Karena rasa penasaran, ia secara perlawanan menghampiri Ibu Yuyu yang sedang bersiap pergi ke toko.
"Selamat pagi Bu, apakah ada yang bisa saya bantu?"
"Pagi nak Yera, tidak ada nak. Semua sudah siap dan ini sedang menunggu Yuyu selesai mandi "
"Hmm baiklah Bu. Oh ya Yera izin bertanya. Maaf jika pertanyaan Yera menyinggung atau menyakiti keluarga Ibu. Yera penasaran, kalau tidak salah, kakak Yuyu sudah tiada ya Bu? dan ini pertanyaan saya, bagaimana bisa keluarga Ibu terlihat baik-baik saja padahal belum lama ini kehilangan seseorang keluarga yang dicintai?" tanya Yera dengan penuh kehati-hatian.
"Oh oke Yera, sebelum Ibu menjawab, Ibu mau bertanya, mengapa Yera sangat penasaran terhadap hal tersebut?"
"Hmm sebenarnya Yera juga kehilangan kakak Yera pada tahun yang sama. Tetapi keluarga Yera menjadi hancur. Mama dan Papa Yera tak pernah menghiraukan Yera. Sedangkan keluarga Yuyu tidak seperti itu." jawab Yera dengan perlahan
"Oh mungkin ini kebetulan yang kurang menyenangkan ya. Baik nak Ibu akan menjawab"
"Pada awalnya, keluarga kami juga sama sepertimu. Hancur merasa sangat kehilangan. Namun suatu hari Ibu merasa Yuyu ini memberikan sebuah kedamaian, kebahagiaan dan ketenangan. Saya yakin hal-hal baik tersebut hadir di hidup kami karena mungkin saya tepat memberikan nama untuk Yuyu. Yaitu Rahayu yang memiliki makna tersebut. Dari situlah kami yakin bahwa kehilangan anak sulungku bukan berati kehilangan kebahagiaan selamanya, karena ada sosok Rahayu di hidup kami."
Setelah mendengar jawaban Ibu Yuyu, Yera menyadari bahwa menyimpan Roro bisa saja sama dengan menyimpan sebuah rasa sakit. Yaa, Yera berfikir karena makna namanya. Berbeda saat ia berteman dengan Rahayu atau Yuyu, ia merasakan sebuah kesenangan dan ketenangan berkat makna dari nama tersebut.
Sejak saat itu, Yera selalu berkunjung ke toko Yuyu bersama bibi Rumi untuk bermain atau sekedar mengobrol.
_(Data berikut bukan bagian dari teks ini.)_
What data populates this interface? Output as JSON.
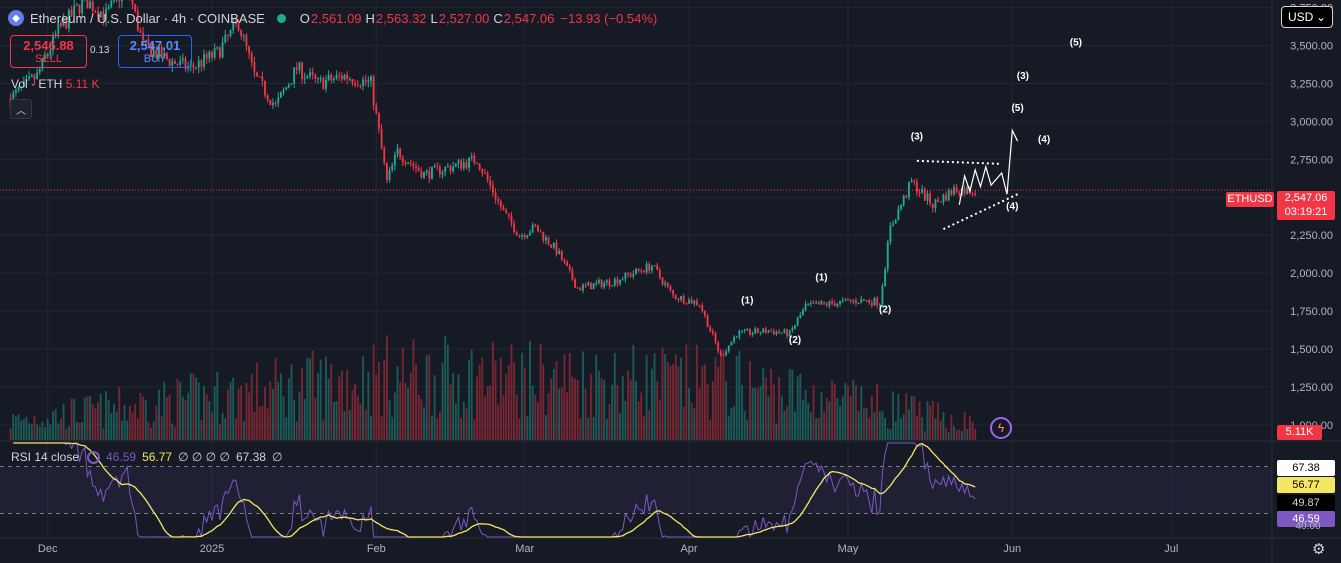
{
  "header": {
    "symbol_title": "Ethereum / U.S. Dollar · 4h · COINBASE",
    "open_label": "O",
    "open": "2,561.09",
    "high_label": "H",
    "high": "2,563.32",
    "low_label": "L",
    "low": "2,527.00",
    "close_label": "C",
    "close": "2,547.06",
    "change": "−13.93 (−0.54%)"
  },
  "trade": {
    "sell_price": "2,546.88",
    "sell_label": "SELL",
    "spread": "0.13",
    "buy_price": "2,547.01",
    "buy_label": "BUY"
  },
  "volume_legend": {
    "label": "Vol · ETH",
    "value": "5.11 K"
  },
  "rsi_legend": {
    "label": "RSI 14 close",
    "rsi": "46.59",
    "ma": "56.77",
    "placeholders": "∅ ∅ ∅ ∅",
    "upper": "67.38",
    "end": "∅"
  },
  "currency": "USD",
  "last_price": {
    "symbol": "ETHUSD",
    "price": "2,547.06",
    "countdown": "03:19:21"
  },
  "volume_tag": "5.11K",
  "rsi_tags": {
    "v1": "67.38",
    "v2": "56.77",
    "v3": "49.87",
    "v4": "46.59",
    "bottom": "40.00"
  },
  "colors": {
    "up": "#22ab94",
    "down": "#f23645",
    "rsi": "#7e57c2",
    "rsi_ma": "#f5e663",
    "bg": "#161a25"
  },
  "icons": {
    "logo": "ethereum-logo-icon",
    "settings": "gear-icon",
    "collapse": "chevron-up-icon",
    "alert": "lightning-icon"
  },
  "chart_data": {
    "type": "candlestick",
    "price_axis": {
      "ticks": [
        "3,750.00",
        "3,500.00",
        "3,250.00",
        "3,000.00",
        "2,750.00",
        "2,500.00",
        "2,250.00",
        "2,000.00",
        "1,750.00",
        "1,500.00",
        "1,250.00",
        "1,000.00"
      ],
      "ylim": [
        900,
        3800
      ]
    },
    "time_axis": {
      "ticks": [
        "Dec",
        "2025",
        "Feb",
        "Mar",
        "Apr",
        "May",
        "Jun",
        "Jul"
      ]
    },
    "price_path": [
      [
        "2024-11-24",
        3150
      ],
      [
        "2024-11-29",
        3300
      ],
      [
        "2024-12-03",
        3600
      ],
      [
        "2024-12-08",
        3800
      ],
      [
        "2024-12-12",
        3700
      ],
      [
        "2024-12-16",
        3900
      ],
      [
        "2024-12-19",
        3500
      ],
      [
        "2024-12-24",
        3400
      ],
      [
        "2024-12-28",
        3350
      ],
      [
        "2025-01-02",
        3450
      ],
      [
        "2025-01-06",
        3650
      ],
      [
        "2025-01-09",
        3300
      ],
      [
        "2025-01-13",
        3100
      ],
      [
        "2025-01-17",
        3350
      ],
      [
        "2025-01-21",
        3250
      ],
      [
        "2025-01-26",
        3300
      ],
      [
        "2025-01-31",
        3250
      ],
      [
        "2025-02-03",
        2600
      ],
      [
        "2025-02-05",
        2800
      ],
      [
        "2025-02-10",
        2650
      ],
      [
        "2025-02-15",
        2700
      ],
      [
        "2025-02-20",
        2750
      ],
      [
        "2025-02-25",
        2400
      ],
      [
        "2025-02-28",
        2250
      ],
      [
        "2025-03-03",
        2300
      ],
      [
        "2025-03-07",
        2150
      ],
      [
        "2025-03-11",
        1900
      ],
      [
        "2025-03-18",
        1950
      ],
      [
        "2025-03-25",
        2050
      ],
      [
        "2025-03-29",
        1850
      ],
      [
        "2025-04-03",
        1800
      ],
      [
        "2025-04-07",
        1450
      ],
      [
        "2025-04-10",
        1600
      ],
      [
        "2025-04-16",
        1620
      ],
      [
        "2025-04-20",
        1600
      ],
      [
        "2025-04-23",
        1780
      ],
      [
        "2025-04-28",
        1800
      ],
      [
        "2025-05-03",
        1820
      ],
      [
        "2025-05-07",
        1810
      ],
      [
        "2025-05-09",
        2300
      ],
      [
        "2025-05-13",
        2600
      ],
      [
        "2025-05-17",
        2450
      ],
      [
        "2025-05-21",
        2550
      ],
      [
        "2025-05-25",
        2547
      ]
    ],
    "volume_path": [
      [
        "2024-11-24",
        0.3
      ],
      [
        "2025-02-03",
        1.0
      ],
      [
        "2025-04-07",
        0.9
      ],
      [
        "2025-05-09",
        0.5
      ],
      [
        "2025-05-25",
        0.25
      ]
    ],
    "rsi_range": [
      40,
      80
    ],
    "rsi_levels": [
      70,
      50
    ],
    "annotations": [
      {
        "text": "(1)",
        "date": "2025-04-12",
        "price": 1800
      },
      {
        "text": "(2)",
        "date": "2025-04-21",
        "price": 1540
      },
      {
        "text": "(1)",
        "date": "2025-04-26",
        "price": 1950
      },
      {
        "text": "(2)",
        "date": "2025-05-08",
        "price": 1740
      },
      {
        "text": "(3)",
        "date": "2025-05-14",
        "price": 2880
      },
      {
        "text": "(4)",
        "date": "2025-06-01",
        "price": 2420
      },
      {
        "text": "(5)",
        "date": "2025-06-02",
        "price": 3070
      },
      {
        "text": "(4)",
        "date": "2025-06-07",
        "price": 2860
      },
      {
        "text": "(3)",
        "date": "2025-06-03",
        "price": 3280
      },
      {
        "text": "(5)",
        "date": "2025-06-13",
        "price": 3500
      }
    ],
    "triangle": {
      "upper": [
        [
          "2025-05-14",
          2740
        ],
        [
          "2025-05-30",
          2720
        ]
      ],
      "lower": [
        [
          "2025-05-19",
          2290
        ],
        [
          "2025-06-02",
          2520
        ]
      ]
    },
    "projection": [
      [
        "2025-05-22",
        2450
      ],
      [
        "2025-05-23",
        2640
      ],
      [
        "2025-05-24",
        2540
      ],
      [
        "2025-05-25",
        2680
      ],
      [
        "2025-05-26",
        2570
      ],
      [
        "2025-05-27",
        2700
      ],
      [
        "2025-05-28",
        2580
      ],
      [
        "2025-05-30",
        2660
      ],
      [
        "2025-05-31",
        2520
      ],
      [
        "2025-06-01",
        2940
      ],
      [
        "2025-06-02",
        2870
      ]
    ]
  }
}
Ia tak lagi menghiraukan apakah orangtuanya pulang atau tidak karena ia merasa sudah memiliki keluarga baru yang sangat hangat ini. Tentu ia tidak lagi mencari Roro bonekanya, ia tidak melupakan Roro, tetapi hanya berusaha menghilangkan rasa sakitnya.
Di hari ulangtahun Yuyu, Yera memberikan sebuah boneka kelinci merah muda kepada Yuyu dan diberi nama dengan "MUDITA" yang berarti seseorang merasa bahagia ketika bisa membahagiakan orang lain. Yera berharap ia dapat terus berbahagia ketika mampu melihat oranglain berbahagia.